Josephine V. Yam

Clean Energy

The Varying Effects of Government Policy on the Wind Power Industry: A Comparison between the United States and China

Josephine V. Yam, March 2011
This article will briefly discuss the major renewable energy policies of the United States and China and compare how effective they have been in developing the wind power industries in these jurisdictions.

The U.S. and China are two of the leading countries in the global wind power industry. This is primarily because their governments have taken central roles in stimulating the growth of wind power as part of their overall national energy strategies towards environmental sustainability (Campbell, 2010).

A. United States

While the U.S. has principally a market-driven economy (Campbell, 2010), governments at the federal, state and local levels have actively promoted renewable energy technologies through various policy instruments (Menza, 2005). The main drivers of wind energy growth have been federal tax incentives, state renewables portfolio standards, concerns about global climate change and continued uncertainty about the future costs and liabilities of coal-fired power plants (Bolinger, 2009). It is important to recognize that states, rather than the federal government, hold important authority for regulating energy facilities and transmission, planning energy system expansions and siting plants. This is more pronounced for wind power because, unlike coal, natural gas, nuclear plants or even energy efficiency programs which can be deployed almost anywhere, wind power is limited to areas where the wind blows (Wilson, 2009).

Two significant policy instruments that have developed the U.S. wind energy industry are the Energy Policy Act of 1992 (EPACT) and the American Recovery and Reinvestment Act of 2009 (ARRA). The EPACT established the Production Tax Credit (PTC), a per kilowatt-hour tax credit for wind-generated electricity (Bolinger, 2009). Because the PTC has gone through several cycles of expiration and renewal, it has created uncertainty in the wind industry for long-term planning and steady market development. The ARRA was enacted as a stopgap measure to the 2008 - 2009 financial crisis by providing more than $45 billion for federal energy efficiency and renewable energy programs (Campbell, 2010). It also provided a three-year extension of the PTC until 2012 (Junfeng, Pengfei, & Hu, 2010).

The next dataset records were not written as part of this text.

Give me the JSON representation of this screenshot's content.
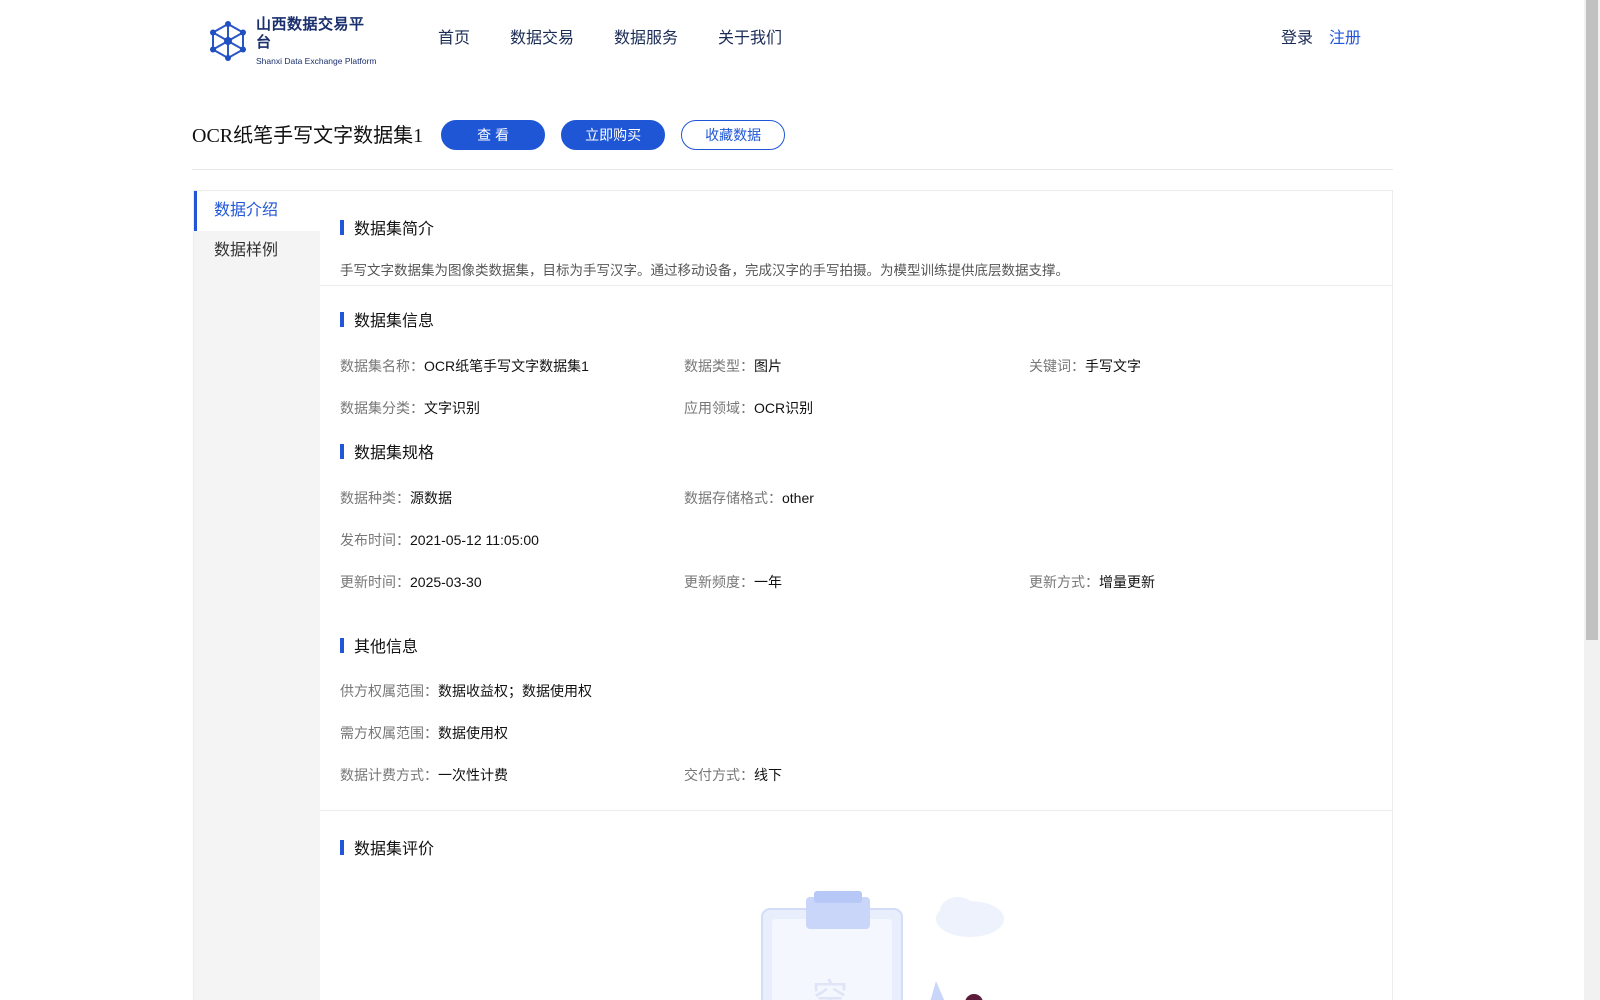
{
  "brand": {
    "name_cn": "山西数据交易平台",
    "name_en": "Shanxi Data Exchange Platform",
    "color": "#1a2f6e"
  },
  "nav": {
    "items": [
      "首页",
      "数据交易",
      "数据服务",
      "关于我们"
    ]
  },
  "auth": {
    "login": "登录",
    "register": "注册"
  },
  "dataset": {
    "title": "OCR纸笔手写文字数据集1",
    "buttons": {
      "view": "查 看",
      "buy": "立即购买",
      "favorite": "收藏数据"
    }
  },
  "sidebar": {
    "items": [
      "数据介绍",
      "数据样例"
    ],
    "active": 0
  },
  "sections": {
    "intro": {
      "heading": "数据集简介",
      "text": "手写文字数据集为图像类数据集，目标为手写汉字。通过移动设备，完成汉字的手写拍摄。为模型训练提供底层数据支撑。"
    },
    "info": {
      "heading": "数据集信息",
      "fields": [
        {
          "key": "数据集名称：",
          "value": "OCR纸笔手写文字数据集1"
        },
        {
          "key": "数据类型：",
          "value": "图片"
        },
        {
          "key": "关键词：",
          "value": "手写文字"
        },
        {
          "key": "数据集分类：",
          "value": "文字识别"
        },
        {
          "key": "应用领域：",
          "value": "OCR识别"
        }
      ]
    },
    "spec": {
      "heading": "数据集规格",
      "fields": [
        {
          "key": "数据种类：",
          "value": "源数据"
        },
        {
          "key": "数据存储格式：",
          "value": "other"
        },
        {
          "key": "发布时间：",
          "value": "2021-05-12 11:05:00"
        },
        {
          "key": "更新时间：",
          "value": "2025-03-30"
        },
        {
          "key": "更新频度：",
          "value": "一年"
        },
        {
          "key": "更新方式：",
          "value": "增量更新"
        }
      ]
    },
    "other": {
      "heading": "其他信息",
      "fields": [
        {
          "key": "供方权属范围：",
          "value": "数据收益权；数据使用权"
        },
        {
          "key": "需方权属范围：",
          "value": "数据使用权"
        },
        {
          "key": "数据计费方式：",
          "value": "一次性计费"
        },
        {
          "key": "交付方式：",
          "value": "线下"
        }
      ]
    },
    "review": {
      "heading": "数据集评价",
      "empty_glyph": "空"
    }
  },
  "colors": {
    "accent": "#1f56d6",
    "sidebar_bg": "#f4f4f4"
  }
}
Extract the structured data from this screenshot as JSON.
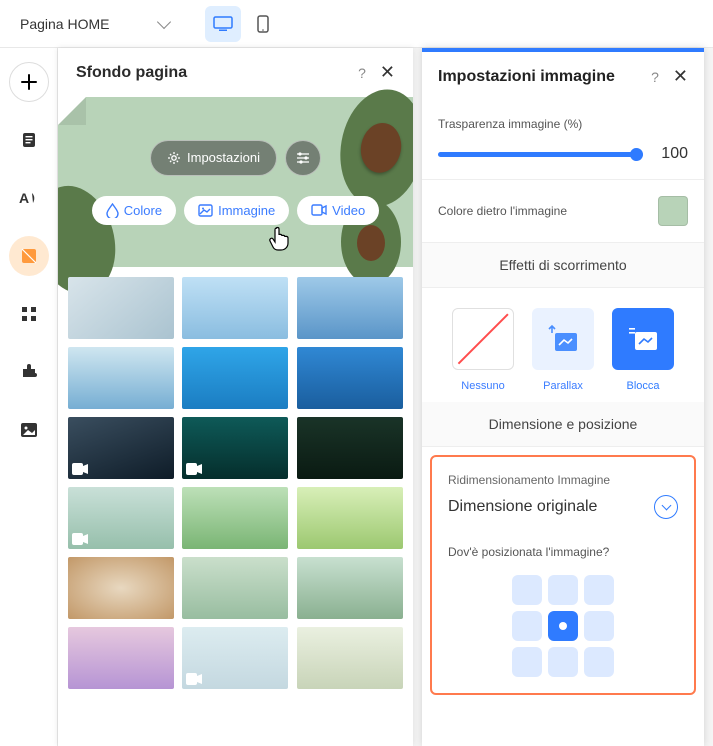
{
  "topbar": {
    "page_name": "Pagina HOME"
  },
  "bg_panel": {
    "title": "Sfondo pagina",
    "settings_btn": "Impostazioni",
    "tabs": {
      "color": "Colore",
      "image": "Immagine",
      "video": "Video"
    }
  },
  "settings_panel": {
    "title": "Impostazioni immagine",
    "transparency_label": "Trasparenza immagine (%)",
    "transparency_value": "100",
    "color_behind_label": "Colore dietro l'immagine",
    "color_behind": "#b8d3b8",
    "scroll_title": "Effetti di scorrimento",
    "scroll_options": {
      "none": "Nessuno",
      "parallax": "Parallax",
      "block": "Blocca"
    },
    "size_pos_title": "Dimensione e posizione",
    "resize_label": "Ridimensionamento Immagine",
    "resize_value": "Dimensione originale",
    "position_label": "Dov'è posizionata l'immagine?",
    "selected_position": "center"
  },
  "thumbnails": [
    {
      "bg": "linear-gradient(140deg,#d8e4ea,#aac3d0)"
    },
    {
      "bg": "linear-gradient(#bfe0f5,#8abde0)"
    },
    {
      "bg": "linear-gradient(180deg,#9ec9e8,#5a95c8)"
    },
    {
      "bg": "linear-gradient(#cfe6f0,#76aed3)"
    },
    {
      "bg": "linear-gradient(#2fa5e8,#1b7dc2)"
    },
    {
      "bg": "linear-gradient(#3088d4,#1a5e9e)"
    },
    {
      "bg": "linear-gradient(160deg,#3a4e5f,#0e1c28)",
      "video": true
    },
    {
      "bg": "linear-gradient(#0e5a58,#052e2c)",
      "video": true
    },
    {
      "bg": "linear-gradient(#1a3428,#0a1a12)"
    },
    {
      "bg": "linear-gradient(#c9e0d8,#96bfab)",
      "video": true
    },
    {
      "bg": "linear-gradient(#bde0b8,#7ab574)"
    },
    {
      "bg": "linear-gradient(#d8efb8,#9cc870)"
    },
    {
      "bg": "radial-gradient(#e8d8c0,#c29868)"
    },
    {
      "bg": "linear-gradient(#cadfcb,#98bda0)"
    },
    {
      "bg": "linear-gradient(#c8e0d0,#8ab090)"
    },
    {
      "bg": "linear-gradient(#e6c8de,#b694d4)"
    },
    {
      "bg": "linear-gradient(#dcecf0,#c4d8e0)",
      "video": true
    },
    {
      "bg": "linear-gradient(#eaf0e0,#c8d4b8)"
    }
  ]
}
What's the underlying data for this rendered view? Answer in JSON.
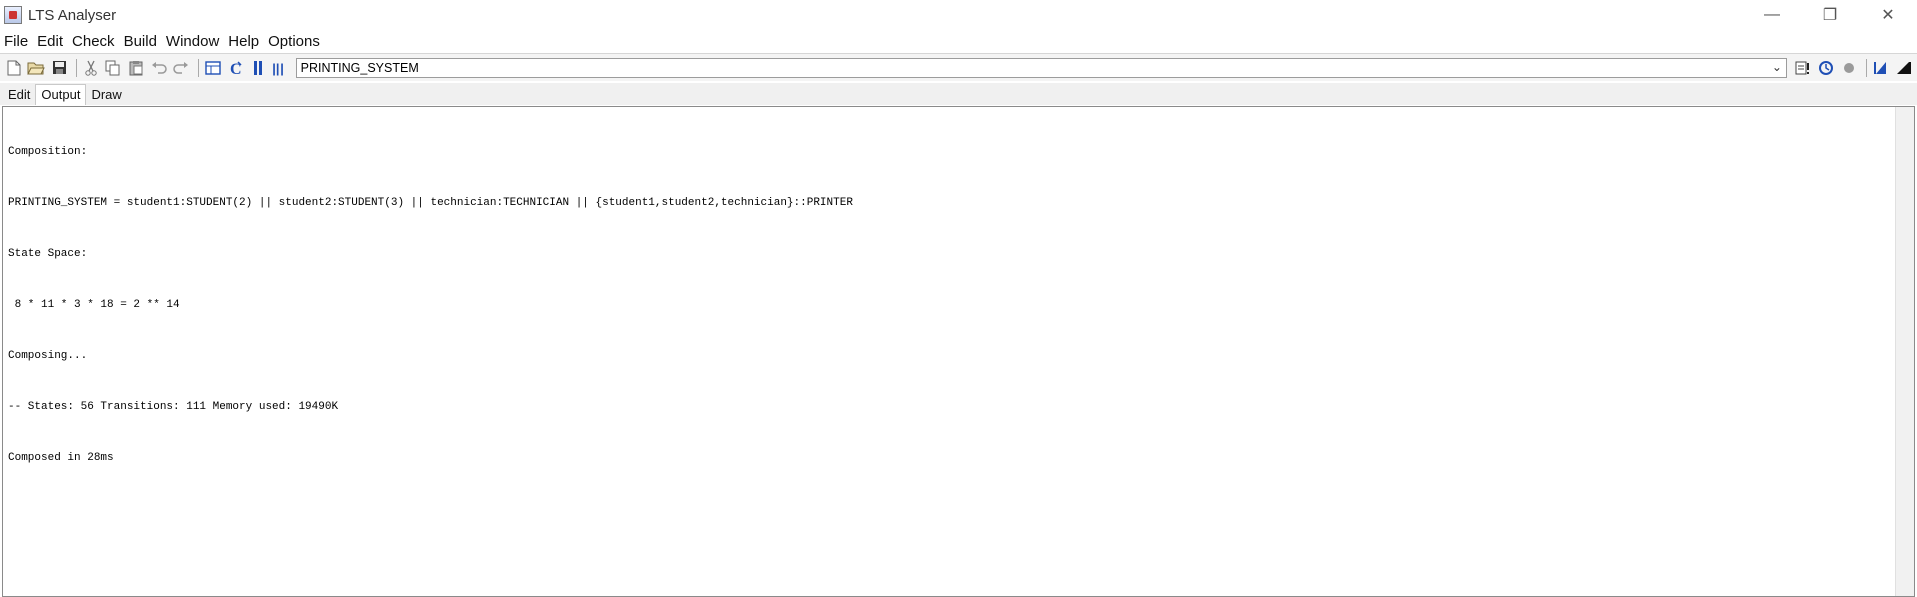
{
  "window": {
    "title": "LTS Analyser",
    "controls": {
      "minimize": "—",
      "restore": "❐",
      "close": "✕"
    }
  },
  "menu": [
    "File",
    "Edit",
    "Check",
    "Build",
    "Window",
    "Help",
    "Options"
  ],
  "toolbar": {
    "left_icons": [
      "new-file-icon",
      "open-folder-icon",
      "save-icon",
      "cut-icon",
      "copy-icon",
      "paste-icon",
      "undo-icon",
      "redo-icon",
      "table-icon",
      "compile-icon",
      "parse-icon",
      "compose-icon"
    ],
    "right_icons": [
      "safety-check-icon",
      "progress-icon",
      "stop-icon",
      "minimise-icon",
      "minimise-all-icon"
    ],
    "target_value": "PRINTING_SYSTEM"
  },
  "tabs": [
    "Edit",
    "Output",
    "Draw"
  ],
  "active_tab": "Output",
  "output": {
    "lines": [
      "Composition:",
      "PRINTING_SYSTEM = student1:STUDENT(2) || student2:STUDENT(3) || technician:TECHNICIAN || {student1,student2,technician}::PRINTER",
      "State Space:",
      " 8 * 11 * 3 * 18 = 2 ** 14",
      "Composing...",
      "-- States: 56 Transitions: 111 Memory used: 19490K",
      "Composed in 28ms"
    ]
  },
  "colors": {
    "accent": "#1f4fb5",
    "toolbar_bg": "#f4f4f4",
    "tab_bg": "#f0f0f0"
  }
}
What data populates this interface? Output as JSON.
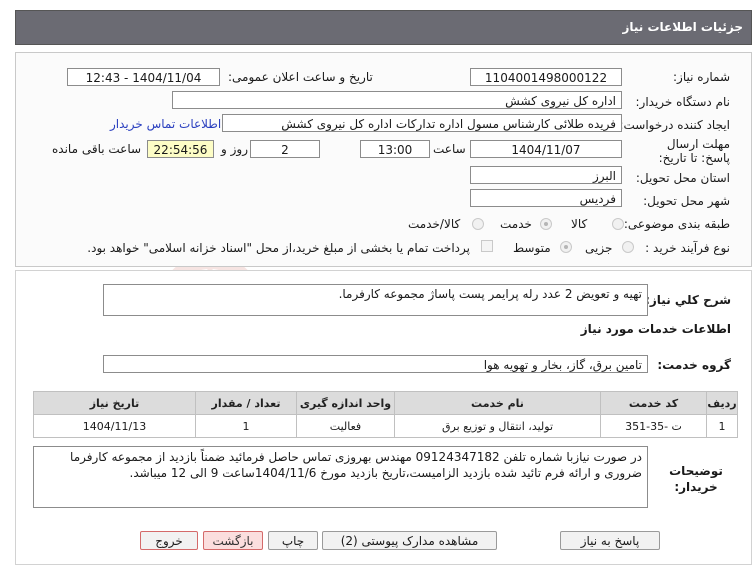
{
  "header": {
    "title": "جزئیات اطلاعات نیاز"
  },
  "form": {
    "need_number_label": "شماره نیاز:",
    "need_number": "1104001498000122",
    "announce_label": "تاریخ و ساعت اعلان عمومی:",
    "announce_value": "1404/11/04 - 12:43",
    "buyer_org_label": "نام دستگاه خریدار:",
    "buyer_org": "اداره کل نیروی کشش",
    "creator_label": "ایجاد کننده درخواست:",
    "creator": "فریده طلائی کارشناس مسول اداره تدارکات اداره کل نیروی کشش",
    "contact_link": "اطلاعات تماس خریدار",
    "deadline_label": "مهلت ارسال پاسخ: تا تاریخ:",
    "deadline_date": "1404/11/07",
    "time_label": "ساعت",
    "deadline_time": "13:00",
    "days_value": "2",
    "days_label": "روز و",
    "remaining_time": "22:54:56",
    "remaining_label": "ساعت باقی مانده",
    "province_label": "استان محل تحویل:",
    "province": "البرز",
    "city_label": "شهر محل تحویل:",
    "city": "فردیس",
    "category_label": "طبقه بندی موضوعی:",
    "category_options": [
      "کالا",
      "خدمت",
      "کالا/خدمت"
    ],
    "process_label": "نوع فرآیند خرید :",
    "process_options": [
      "جزیی",
      "متوسط"
    ],
    "payment_note": "پرداخت تمام یا بخشی از مبلغ خرید،از محل \"اسناد خزانه اسلامی\" خواهد بود."
  },
  "description": {
    "label": "شرح کلي نياز:",
    "text": "تهیه و تعویض 2 عدد رله پرایمر پست پاساژ مجموعه کارفرما."
  },
  "services": {
    "section_title": "اطلاعات خدمات مورد نیاز",
    "group_label": "گروه خدمت:",
    "group_value": "تامین برق، گاز، بخار و تهویه هوا",
    "columns": [
      "ردیف",
      "کد خدمت",
      "نام خدمت",
      "واحد اندازه گیری",
      "تعداد / مقدار",
      "تاریخ نیاز"
    ],
    "rows": [
      [
        "1",
        "ت -35-351",
        "تولید، انتقال و توزیع برق",
        "فعالیت",
        "1",
        "1404/11/13"
      ]
    ]
  },
  "buyer_notes": {
    "label": "توضیحات خریدار:",
    "text": "در صورت نیازبا شماره تلفن 09124347182 مهندس بهروزی تماس حاصل فرمائید ضمناً بازدید از مجموعه کارفرما ضروری و ارائه فرم تائید شده بازدید الزامیست،تاریخ بازدید مورخ 1404/11/6ساعت 9 الی 12 میباشد."
  },
  "buttons": {
    "reply": "پاسخ به نیاز",
    "attachments": "مشاهده مدارک پیوستی (2)",
    "print": "چاپ",
    "back": "بازگشت",
    "exit": "خروج"
  },
  "colors": {
    "header_bg": "#6b6b73",
    "link": "#2a3fbf",
    "remaining_bg": "#fdfdc6"
  }
}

Indeed, the past decade has seen enormous growth in the U.S. wind power industry. Back in 2000, slightly more than 2.5 gigawatts (GW) had been installed. By the end of 2009, that number had risen to a world-leading installed capacity of more than 35 GW (Junfeng et al., 2010). However, that growth in installed capacity has not been steady. Wind power installations in the first half of 2010 amounting to 1,239 megawatts (MW) have dropped by seventy one percent compared to the same period in 2009 (Junfeng et al., 2010). For the U.S. wind industry, the year 2010 was affected by the low level of wind turbine orders in the aftermath of the economic crisis (Junfeng et al., 2010).

B. China

China essentially functions as a “command and control” economy (Campbell, 2010). The national government, which owns or controls many of the country’s industries and enterprises, sets goals for economic development in the periodic Five Year Plans (Campbell, 2010).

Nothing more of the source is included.